Thérèse Levasseur (2)


Les dernières années de la vie de Thérèse n'intéressent pas le grand public. Comme si la vie de cette femme s'était arrêtée en 1778, à la mort de Rousseau...
C'est pourtant après la disparition du philosophe que l'Histoire délivre quelques-uns de ses enseignements.
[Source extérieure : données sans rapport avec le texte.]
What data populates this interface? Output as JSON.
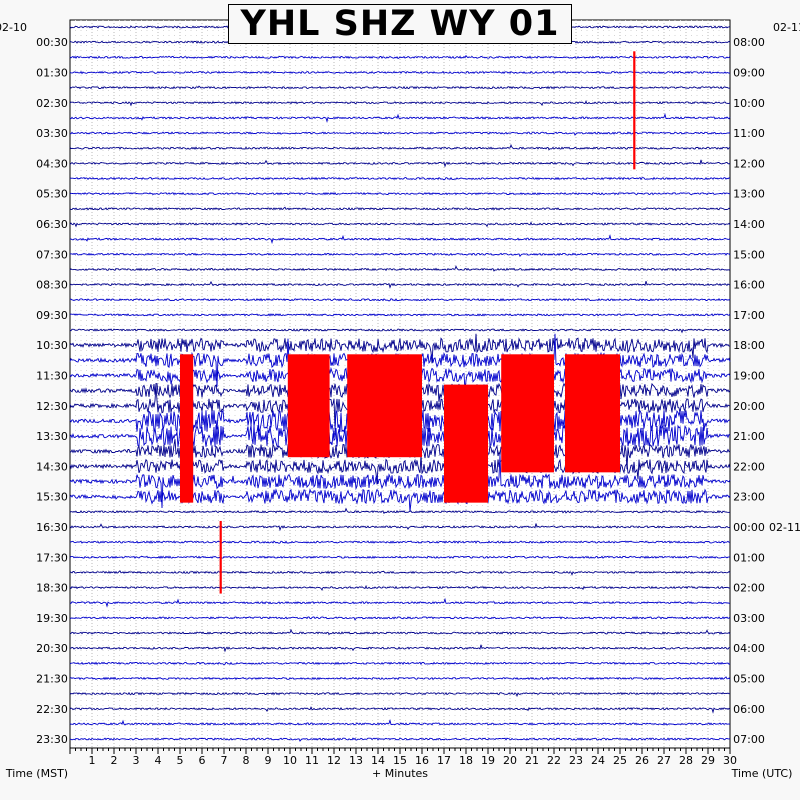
{
  "title": "YHL SHZ WY 01",
  "date_left": "02-10",
  "date_right": "02-11",
  "x_axis_label": "+ Minutes",
  "left_axis_label": "Time (MST)",
  "right_axis_label": "Time (UTC)",
  "colors": {
    "blue": "#0000cc",
    "navy": "#00008b",
    "red": "#ff0000",
    "grid": "#999999"
  },
  "chart_data": {
    "type": "line",
    "title": "YHL SHZ WY 01",
    "xlabel": "+ Minutes",
    "ylabel_left": "Time (MST)",
    "ylabel_right": "Time (UTC)",
    "xlim": [
      0,
      30
    ],
    "x_ticks": [
      1,
      2,
      3,
      4,
      5,
      6,
      7,
      8,
      9,
      10,
      11,
      12,
      13,
      14,
      15,
      16,
      17,
      18,
      19,
      20,
      21,
      22,
      23,
      24,
      25,
      26,
      27,
      28,
      29,
      30
    ],
    "traces_per_hour": 2,
    "trace_count": 48,
    "left_tick_labels": [
      "00:30",
      "01:30",
      "02:30",
      "03:30",
      "04:30",
      "05:30",
      "06:30",
      "07:30",
      "08:30",
      "09:30",
      "10:30",
      "11:30",
      "12:30",
      "13:30",
      "14:30",
      "15:30",
      "16:30",
      "17:30",
      "18:30",
      "19:30",
      "20:30",
      "21:30",
      "22:30",
      "23:30"
    ],
    "right_tick_labels": [
      "08:00",
      "09:00",
      "10:00",
      "11:00",
      "12:00",
      "13:00",
      "14:00",
      "15:00",
      "16:00",
      "17:00",
      "18:00",
      "19:00",
      "20:00",
      "21:00",
      "22:00",
      "23:00",
      "00:00",
      "01:00",
      "02:00",
      "03:00",
      "04:00",
      "05:00",
      "06:00",
      "07:00"
    ],
    "clipped_segments": [
      {
        "start_trace": 22,
        "end_trace": 31,
        "x_start": 5.0,
        "x_end": 5.6
      },
      {
        "start_trace": 33,
        "end_trace": 37,
        "x_start": 6.8,
        "x_end": 6.9
      },
      {
        "start_trace": 22,
        "end_trace": 28,
        "x_start": 9.9,
        "x_end": 11.8
      },
      {
        "start_trace": 22,
        "end_trace": 28,
        "x_start": 12.6,
        "x_end": 16.0
      },
      {
        "start_trace": 24,
        "end_trace": 31,
        "x_start": 17.0,
        "x_end": 19.0
      },
      {
        "start_trace": 22,
        "end_trace": 29,
        "x_start": 19.6,
        "x_end": 22.0
      },
      {
        "start_trace": 22,
        "end_trace": 29,
        "x_start": 22.5,
        "x_end": 25.0
      },
      {
        "start_trace": 2,
        "end_trace": 9,
        "x_start": 25.6,
        "x_end": 25.7
      }
    ]
  }
}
1. Dans les derniers mois de son existence, Rousseau est accueilli à Ermenonville par le marquis de Girardin. Le matin du 2 juillet, alors qu'il se trouve seul avec Thérèse, Jean-Jacques s'effondre. Dès lors, les supputations vont bon train. D'où vient cette blessure au front, sinon d'un coup que lui aurait porté Thérèse ? D'ailleurs, celle-ci n'a-t-elle pas déjà engagé une nouvelle liaison avec l'un des domestiques du marquis, un certain John Bally ? De son côté, le bon Grimm avance la thèse du suicide, l'attribuant au "délire de persécution et à la crainte d'une publication des Confessions." Comme ces légendes perdurent, pour en avoir le coeur net, on exhume les restes de Rousseau du Panthéon (en 1897). Après examen des médecins, le crâne est reconnu intact, sans aucune trace de fracture ni de perforation...
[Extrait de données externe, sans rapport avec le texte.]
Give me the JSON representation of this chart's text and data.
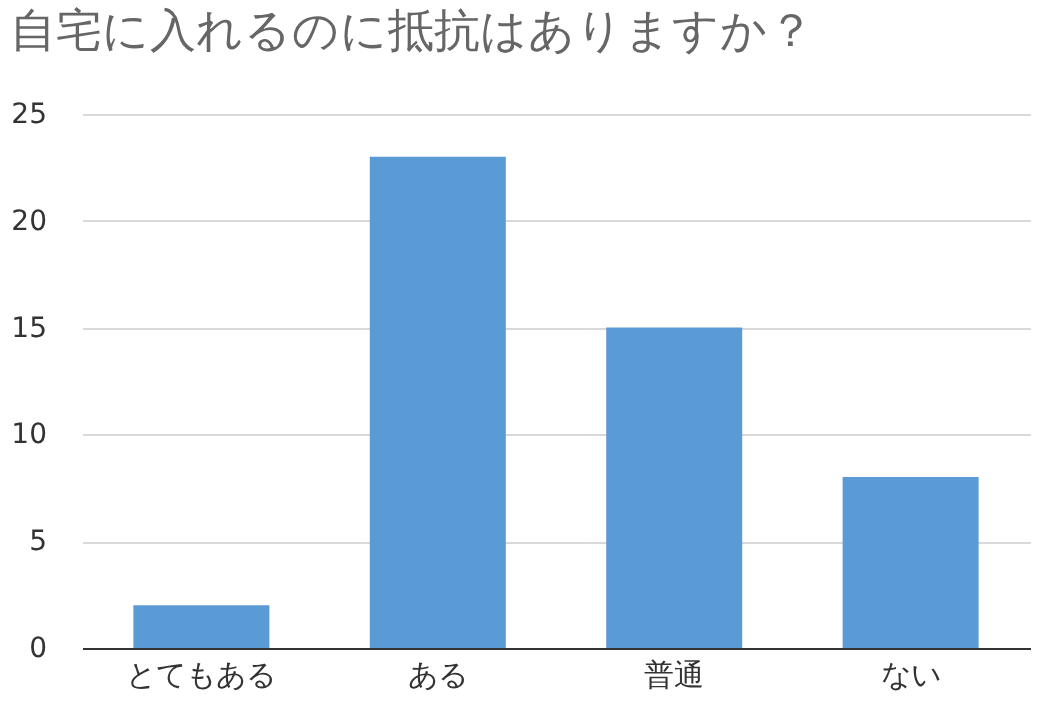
{
  "chart_data": {
    "type": "bar",
    "title": "自宅に入れるのに抵抗はありますか？",
    "categories": [
      "とてもある",
      "ある",
      "普通",
      "ない"
    ],
    "values": [
      2,
      23,
      15,
      8
    ],
    "color": "#5b9bd5",
    "ylim": [
      0,
      25
    ],
    "yticks": [
      0,
      5,
      10,
      15,
      20,
      25
    ],
    "grid": "y"
  }
}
2- Thérèse se remet en ménage dès 1779, soit un an à peine après la mort de Rousseau. Le marquis de Girardin la chasse alors d'Ermenonville, et Thérèse s'installe non loin de là, au Plessis-Belleville, avec son nouveau compagnon John Bally. Grâce aux dispositions prises par Rousseau, elle doit toucher un capital de 24000 livres en plus d'une rente annuelle de 2400 livres, ce qui la place en théorie dans une situation financière plus que confortable. Commence alors pour elle un long combat pour entrer en possession du manuscrit des Confessions, que le marquis de Girardin conserve en secret à Ermenonville. Dans le même temps, le peu recommandable John Bally accumule déjà les dettes et dilapide les biens de l'ancienne lingère.
3- En 1790, une nouvelle chance s'offre à elle, lorsque l'Assemblée Nationale promet des "récompenses publiques" aux veuves des hommes qui ont servi la France. Thérèse se présente en 1794 à la barre de la Convention, chargée d'un paquet contenant des manuscrits. Une inscription précise que le sceau ne devrait être rompu qu'après 1801. La Convention passe outre cette volonté et ouvre le paquet, qui contient un manuscrit des Confessions. Thérèse en obtient une rente de 1500 livres par an.

Après 1795, Thérèse et John Bally se retrouvent à nouveau dans une situation financière plus que délicate. La blanchisseuse a renoncé à tous ses droits sur l'oeuvre de Rousseau, et le paiement de ses rentes est très mal honoré. Il lui reste alors 6 ans à vivre. La dernière lettre de Thérèse date de 1798. Elle se dit "manquer presque de tout." Elle meurt en juillet 1801. John Bally, qui se faisait passer pour son homme de confiance, aura même l'indécence de réclamer des gages sur sa dernière année de service.